For instance, consider the triangle in space (see Figure 2.4). Assume that a triangle $A,B, C$ is projected to two different mutually perpendicular projection planes. The vertices of the triangle are mapped to points $A',B',C'$ and $A'',B'',C''$ in the projection planes. Furthermore, assume that the plane that supports the triangle contains the line $l$ in which the two projection planes meet. Under this condition the images $ab'$ and $ab''$ of the line supporting the edge $AB$ will also intersect in the line $l$. The same holds for the images $ac'$ and $ac''$ and for $bc'$ and $bc''$. Now let us assume that we are trying to construct such a descriptive geometric drawing without reference to the spatial triangle. The fact that $ab'$ and $ab''$ meet in $l$ can be interpreted as the fact that the spatial line $AB$ meets $l$. Similarly, the fact that $ac'$ and $ac''$ meet in $l$ corresponds to the fact that the spatial line $AC$ meets $l$. However, this already implies that the plane that supports the triangle contains $l$. Hence, line $BC$ has to meet $l$ as well and therefore $bc'$ and $bc''$ also will meet in $l$. Thus the last coincidence in the theorem will occur automatically. In other words, in the drawing the last coincidence of lines occurs automatically
Source: Page-39 and 40 of Perspectives on Projective Geometry A Guided Tour Through Real and Complex Geometry
I am totally confused on whatever is going on in the above paragraph.

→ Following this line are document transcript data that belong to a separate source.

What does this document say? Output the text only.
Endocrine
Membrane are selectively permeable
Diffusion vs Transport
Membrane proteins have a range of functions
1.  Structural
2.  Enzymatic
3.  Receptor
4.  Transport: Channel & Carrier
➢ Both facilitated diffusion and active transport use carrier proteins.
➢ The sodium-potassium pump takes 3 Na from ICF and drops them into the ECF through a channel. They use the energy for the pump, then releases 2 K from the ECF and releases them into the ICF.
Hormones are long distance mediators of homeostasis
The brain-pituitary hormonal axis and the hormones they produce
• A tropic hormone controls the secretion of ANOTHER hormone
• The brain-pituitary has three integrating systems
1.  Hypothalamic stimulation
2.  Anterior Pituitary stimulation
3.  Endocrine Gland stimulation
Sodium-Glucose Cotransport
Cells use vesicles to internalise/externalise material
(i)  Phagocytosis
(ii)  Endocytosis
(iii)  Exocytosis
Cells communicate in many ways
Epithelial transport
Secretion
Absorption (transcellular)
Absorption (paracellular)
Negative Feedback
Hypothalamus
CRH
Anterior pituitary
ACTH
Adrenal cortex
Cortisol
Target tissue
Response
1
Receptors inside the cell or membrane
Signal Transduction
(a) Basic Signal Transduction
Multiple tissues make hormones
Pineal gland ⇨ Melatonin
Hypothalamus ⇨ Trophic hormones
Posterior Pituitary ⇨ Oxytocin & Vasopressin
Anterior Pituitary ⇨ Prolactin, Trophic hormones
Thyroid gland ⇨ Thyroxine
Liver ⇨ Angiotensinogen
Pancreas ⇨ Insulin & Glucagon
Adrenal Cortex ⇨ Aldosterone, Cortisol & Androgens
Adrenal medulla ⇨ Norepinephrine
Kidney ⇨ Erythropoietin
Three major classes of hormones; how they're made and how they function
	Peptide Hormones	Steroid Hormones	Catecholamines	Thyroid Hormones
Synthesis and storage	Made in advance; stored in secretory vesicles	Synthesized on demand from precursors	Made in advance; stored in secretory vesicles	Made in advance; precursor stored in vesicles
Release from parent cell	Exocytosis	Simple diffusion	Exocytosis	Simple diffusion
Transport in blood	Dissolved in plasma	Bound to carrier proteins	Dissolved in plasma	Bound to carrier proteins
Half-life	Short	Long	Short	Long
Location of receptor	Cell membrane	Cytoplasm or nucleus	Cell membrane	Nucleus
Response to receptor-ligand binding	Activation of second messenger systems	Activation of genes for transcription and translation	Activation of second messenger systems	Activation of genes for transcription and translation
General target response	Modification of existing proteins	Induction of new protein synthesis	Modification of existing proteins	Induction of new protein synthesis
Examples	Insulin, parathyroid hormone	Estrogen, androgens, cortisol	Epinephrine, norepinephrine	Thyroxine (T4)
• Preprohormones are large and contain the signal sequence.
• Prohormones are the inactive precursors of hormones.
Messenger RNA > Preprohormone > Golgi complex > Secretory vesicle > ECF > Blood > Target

Here is what I understand so far:
Monge's method involves projecting a 3-d Object onto some planes and then reconstructing the object back in 3d from the projections. An analogy I found helpful for thinking about this is how we can construct a vector by projecting it's component with respect to a set of standard bases.
What I don't understand:
- What is ab' and ab'', bc and bc''? It is not defined in the passage..
- Where is the original triangle ABC in the picture? has it collapsed onto a one dimensional line in our viewing prespective?